Other approaches to reduce the problem of drift due to thermal expansion, such as putting a low temperature stick into a room temperature microscope, have been explored, but they don’t work well.
CryoEM is an approach that has been explored since the 1960s. Lab scientist Robert Glaeser has been recognized for his groundbreaking work in cryoEM research. The biological science community relies on averaging (combining multiple images) to improve resolution at cryogenic temperatures using room temperature microscopes, but this approach is not available for materials that are unique and can’t be averaged. Therefore, new approaches to cryoEM could significantly open up the range of materials that can be explored. Another advantage of the cryoEM approach is that the electron source can be improved; colder sources make higher quality beams, but they are a challenge for room temperature microscopes.
Andy and his team have been working on building a new type of cryoEM instrument since 2019. That year, Andy, fellow Lab scientist Peter Denes, and Cornell University scientist David Muller organized a workshop to explore the many things that could be achieved with such a microscope. Following the workshop, the team published a paper and successfully pitched the DOE for funds to conduct initial development.
In the last three years, a team led by Peter and Andy, leveraging the expertise of the Berkeley Center for Magnet Technology, have built significant components of a cryoEM: a lens that is stable and a superconducting tip through which to shoot electron beams at the sample. But a cryoEM has hundreds of lenses. And it also requires detectors and software.

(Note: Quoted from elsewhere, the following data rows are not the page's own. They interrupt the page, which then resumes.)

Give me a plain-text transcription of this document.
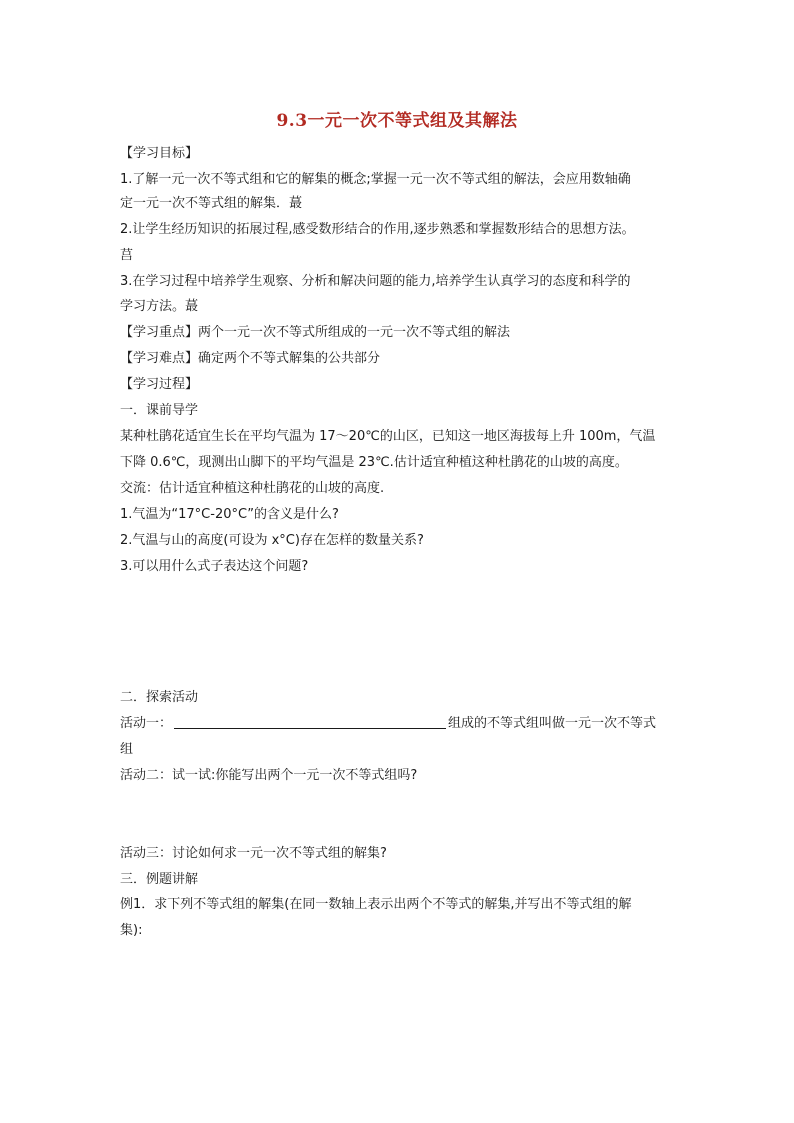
9.3一元一次不等式组及其解法
【学习目标】
1.了解一元一次不等式组和它的解集的概念;掌握一元一次不等式组的解法，会应用数轴确
定一元一次不等式组的解集．蕞
2.让学生经历知识的拓展过程,感受数形结合的作用,逐步熟悉和掌握数形结合的思想方法。
莒
3.在学习过程中培养学生观察、分析和解决问题的能力,培养学生认真学习的态度和科学的
学习方法。蕞
【学习重点】两个一元一次不等式所组成的一元一次不等式组的解法
【学习难点】确定两个不等式解集的公共部分
【学习过程】
一．课前导学
某种杜鹃花适宜生长在平均气温为 17～20℃的山区，已知这一地区海拔每上升 100m，气温
下降 0.6℃，现测出山脚下的平均气温是 23℃.估计适宜种植这种杜鹃花的山坡的高度。
交流：估计适宜种植这种杜鹃花的山坡的高度.
1.气温为“17°C-20°C”的含义是什么?
2.气温与山的高度(可设为 x°C)存在怎样的数量关系?
3.可以用什么式子表达这个问题?
二．探索活动
活动一：	组成的不等式组叫做一元一次不等式
组
活动二：试一试:你能写出两个一元一次不等式组吗?
活动三：讨论如何求一元一次不等式组的解集?
三．例题讲解
例1．求下列不等式组的解集(在同一数轴上表示出两个不等式的解集,并写出不等式组的解
集):
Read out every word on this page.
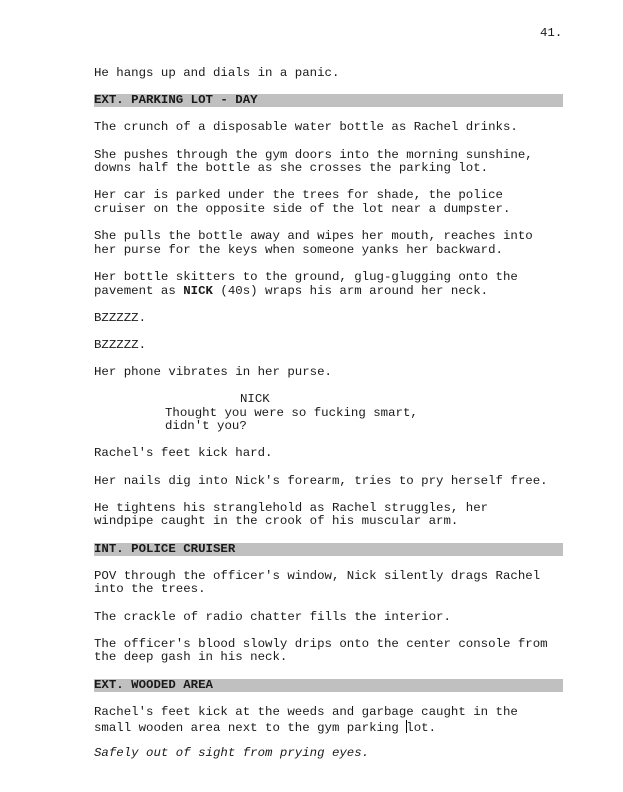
41.
He hangs up and dials in a panic.
EXT. PARKING LOT - DAY
The crunch of a disposable water bottle as Rachel drinks.
She pushes through the gym doors into the morning sunshine,
downs half the bottle as she crosses the parking lot.
Her car is parked under the trees for shade, the police
cruiser on the opposite side of the lot near a dumpster.
She pulls the bottle away and wipes her mouth, reaches into
her purse for the keys when someone yanks her backward.
Her bottle skitters to the ground, glug-glugging onto the
pavement as NICK (40s) wraps his arm around her neck.
BZZZZZ.
BZZZZZ.
Her phone vibrates in her purse.
NICK
Thought you were so fucking smart,
didn't you?
Rachel's feet kick hard.
Her nails dig into Nick's forearm, tries to pry herself free.
He tightens his stranglehold as Rachel struggles, her
windpipe caught in the crook of his muscular arm.
INT. POLICE CRUISER
POV through the officer's window, Nick silently drags Rachel
into the trees.
The crackle of radio chatter fills the interior.
The officer's blood slowly drips onto the center console from
the deep gash in his neck.
EXT. WOODED AREA
Rachel's feet kick at the weeds and garbage caught in the
small wooden area next to the gym parking lot.
Safely out of sight from prying eyes.
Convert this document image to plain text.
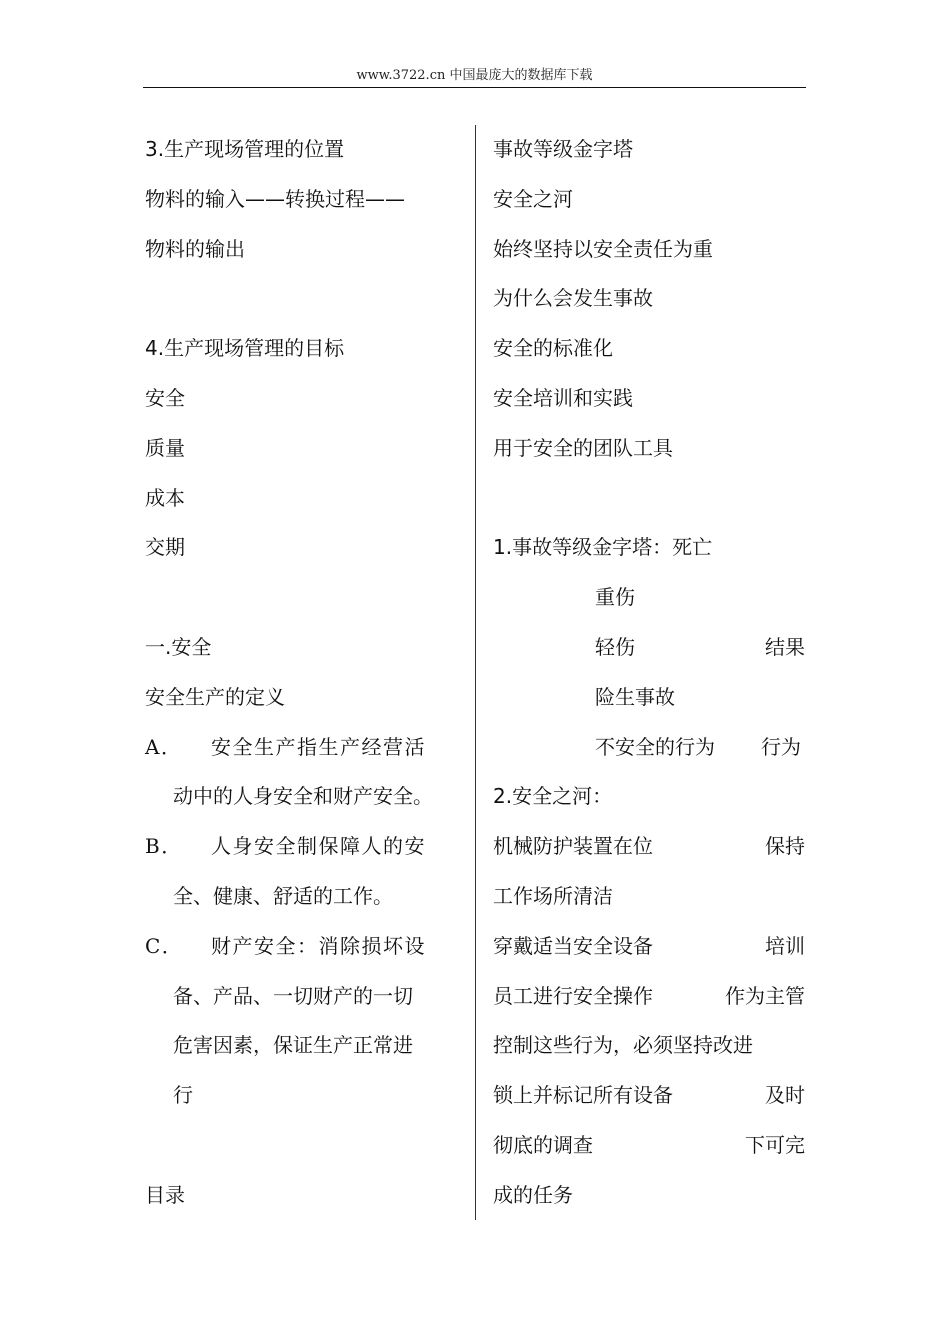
www.3722.cn 中国最庞大的数据库下载
3.生产现场管理的位置
物料的输入——转换过程——
物料的输出
4.生产现场管理的目标
安全
质量
成本
交期
一.安全
安全生产的定义
A． 安全生产指生产经营活
动中的人身安全和财产安全。
B． 人身安全制保障人的安
全、健康、舒适的工作。
C． 财产安全：消除损坏设
备、产品、一切财产的一切
危害因素，保证生产正常进
行
目录
事故等级金字塔
安全之河
始终坚持以安全责任为重
为什么会发生事故
安全的标准化
安全培训和实践
用于安全的团队工具
1.事故等级金字塔：死亡
重伤
轻伤	结果
险生事故
不安全的行为 行为
2.安全之河：
机械防护装置在位	保持
工作场所清洁
穿戴适当安全设备	培训
员工进行安全操作	作为主管
控制这些行为，必须坚持改进
锁上并标记所有设备	及时
彻底的调查	下可完
成的任务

Putting all these components together, first into a prototype low-voltage system, and then testing the instrument’s performance, will be an expensive proposition.
The good news is that there is strong demand for better electron microscopes. “Everyone who has a modern electron microscope would like a better one — semiconductor companies, pharmaceutical companies, materials researchers, and biologists,” said Andy.
“The impact of an ultrastable and ultracold cryoEM could be very large,” he continued. “Understanding the structure of materials at atomic scales is critical, and cryoEM would open so many doors, whether for developing new battery materials or quantum computers or biological materials. It will be interesting to see what people do with it,” he said.